Linear Regression is a regression technique that finds our a relationship between one or more input variables and a single output variable.

In linear regression, the input variable is continuous, unbounded and measured on an interval or ratio scale. If only single input variable is there then it is termed as simple linear regression. If multiple input vairables are there then it is termed as multiple linear regression.

Generalised equation of linear regression looks like this:

y = b0 + b1*x1 + b2*x2 + ... + bn*xn

Here b0,b1...bn are the regression coefficient. These can be found out using techniques such as ordinary least squares, gradient descent, regularization etc.

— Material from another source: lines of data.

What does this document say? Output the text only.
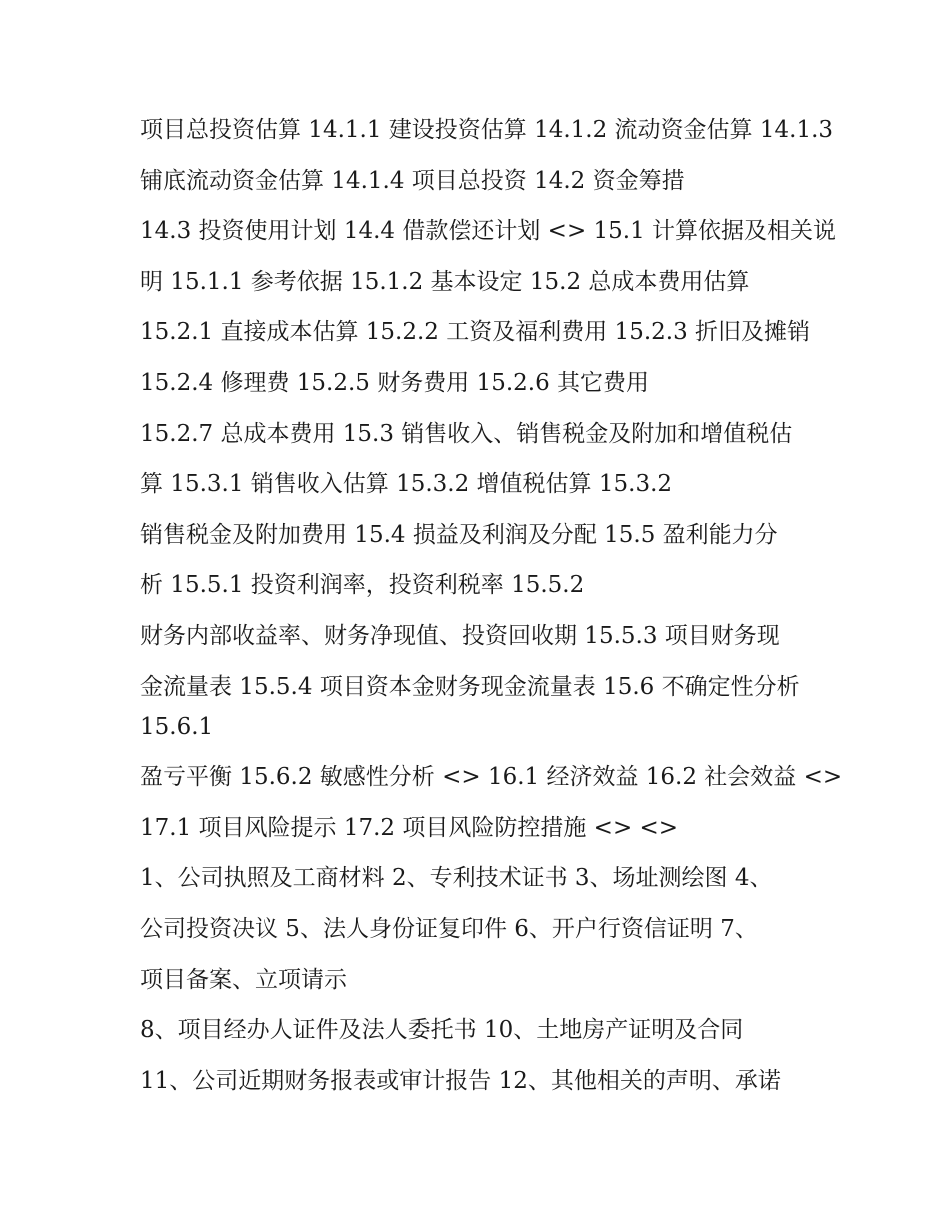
项目总投资估算 14.1.1 建设投资估算 14.1.2 流动资金估算 14.1.3
铺底流动资金估算 14.1.4 项目总投资 14.2 资金筹措
14.3 投资使用计划 14.4 借款偿还计划 <> 15.1 计算依据及相关说
明 15.1.1 参考依据 15.1.2 基本设定 15.2 总成本费用估算
15.2.1 直接成本估算 15.2.2 工资及福利费用 15.2.3 折旧及摊销
15.2.4 修理费 15.2.5 财务费用 15.2.6 其它费用
15.2.7 总成本费用 15.3 销售收入、销售税金及附加和增值税估
算 15.3.1 销售收入估算 15.3.2 增值税估算 15.3.2
销售税金及附加费用 15.4 损益及利润及分配 15.5 盈利能力分
析 15.5.1 投资利润率，投资利税率 15.5.2
财务内部收益率、财务净现值、投资回收期 15.5.3 项目财务现
金流量表 15.5.4 项目资本金财务现金流量表 15.6 不确定性分析
15.6.1
盈亏平衡 15.6.2 敏感性分析 <> 16.1 经济效益 16.2 社会效益 <>
17.1 项目风险提示 17.2 项目风险防控措施 <> <>
1、公司执照及工商材料 2、专利技术证书 3、场址测绘图 4、
公司投资决议 5、法人身份证复印件 6、开户行资信证明 7、
项目备案、立项请示
8、项目经办人证件及法人委托书 10、土地房产证明及合同
11、公司近期财务报表或审计报告 12、其他相关的声明、承诺
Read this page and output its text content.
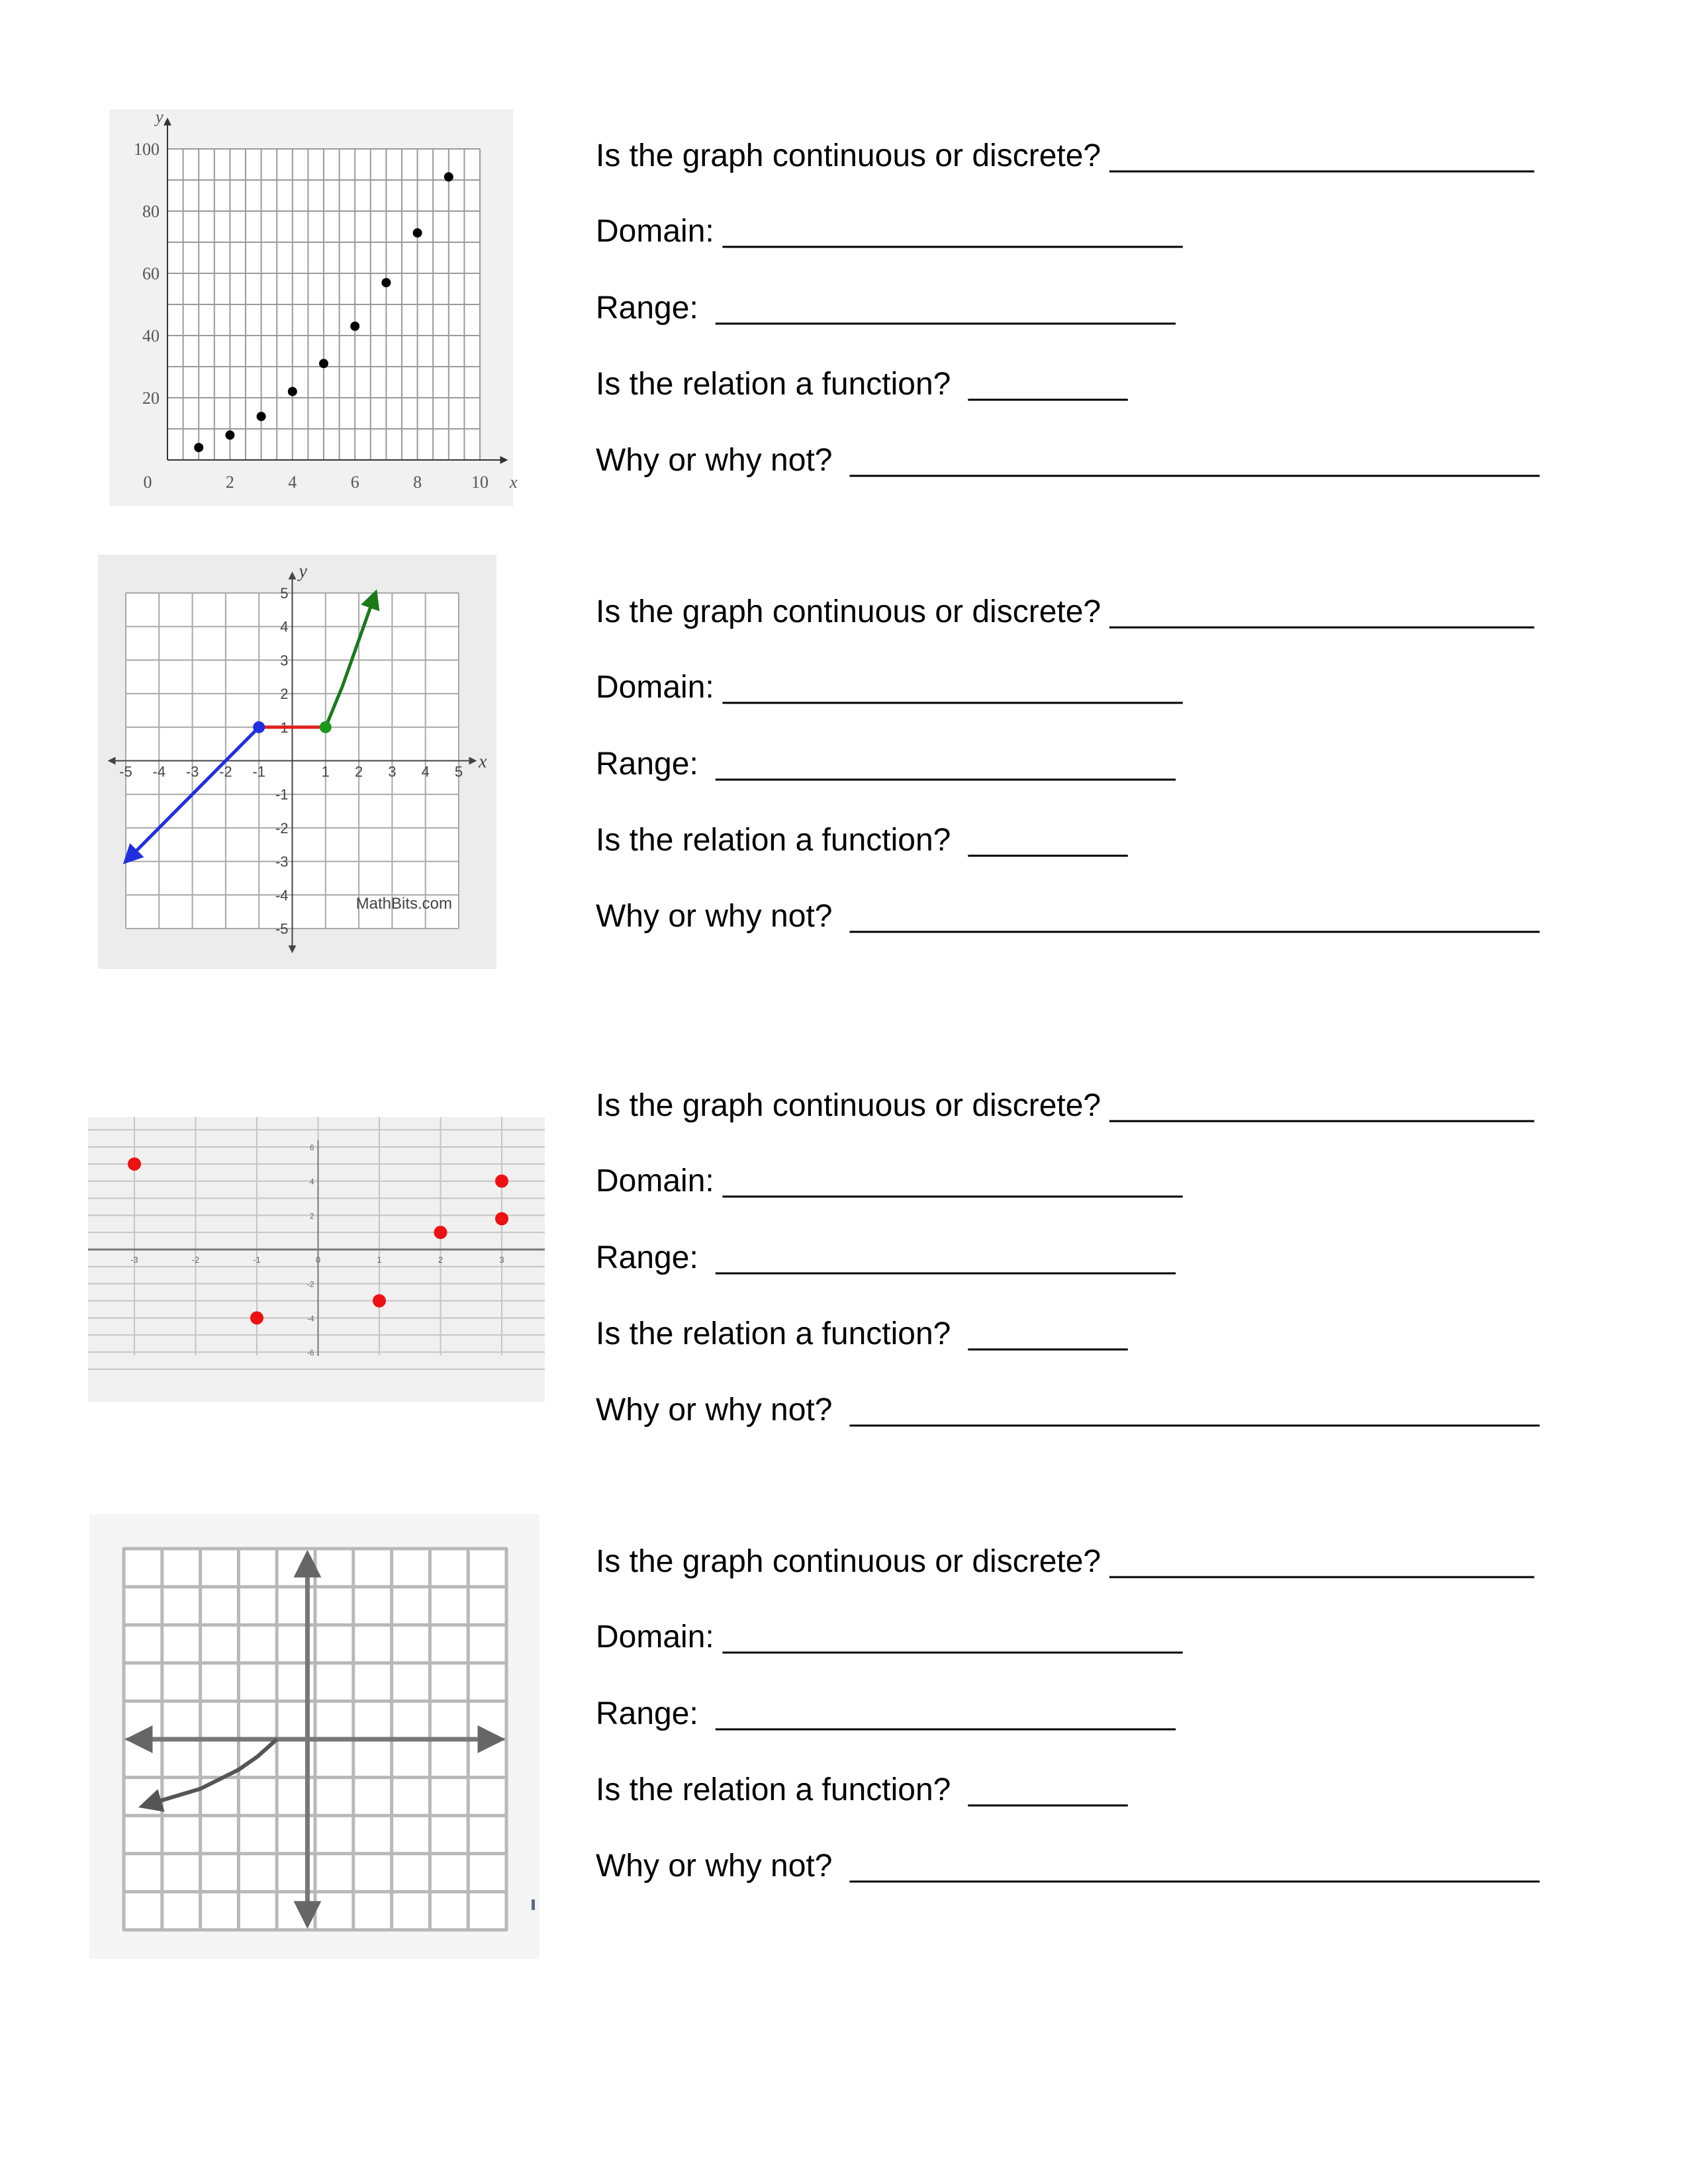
0	2	4	6	8	10
20
40
60
80
100
y
x
-5 -4 -3 -2 -1	1 2 3 4 5
5
4
3
2
1
-1
-2
-3
-4
-5
x
y
MathBits.com
-3	-2	-1	0	1	2	3
6
4
2
-2
-4
-6
Is the graph continuous or discrete? ________________________
Domain: __________________________
Range:  __________________________
Is the relation a function?  _________
Why or why not?  _______________________________________
Is the graph continuous or discrete? ________________________
Domain: __________________________
Range:  __________________________
Is the relation a function?  _________
Why or why not?  _______________________________________
Is the graph continuous or discrete? ________________________
Domain: __________________________
Range:  __________________________
Is the relation a function?  _________
Why or why not?  _______________________________________
Is the graph continuous or discrete? ________________________
Domain: __________________________
Range:  __________________________
Is the relation a function?  _________
Why or why not?  _______________________________________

Simple example of linear regression:

y = b0 + b1*x 

linearReg-1

In higher dimensions when we have more than one input (x), the line is called a plane or a hyper-plane.

Logistic Regression

Logistic regression is a regression technique where dependent variable is represented in the binary (0 or 1, true or false) values. This means that the outcome will be in either one of the two forms.

For example, it can be utilized when we need to find the probability of successful or fail event. Here, the same formula is used with the additional sigmoid function, and the value of Y ranges from 0 to 1.

Sigmoid function:

y = 1/(1+e^(-x))

The logistic regression equation can be given as

y = e^(b0 + b1*x) / (1 + e^(b0 + b1*x))

Where y is the predicted output, b0 is the bias or intercept term and b1 is the coefficient for the single input value (x).

logisticReg

So what we will get as output of the logistic regression algorithm is that it will be in the range of 0<=y<=1. For example if we are trying to predict whether a person is male or female based on human characteristics as parameters, the output can be stated as if y<0.5 the answer is female and if y>=0.5 the answer is male.

The coefficients of the logistic regression are estimated from the training data and is done using maximum likelihood estimation.

With this, you have the complete knowledge of the differences between Linear and Logistic Regression.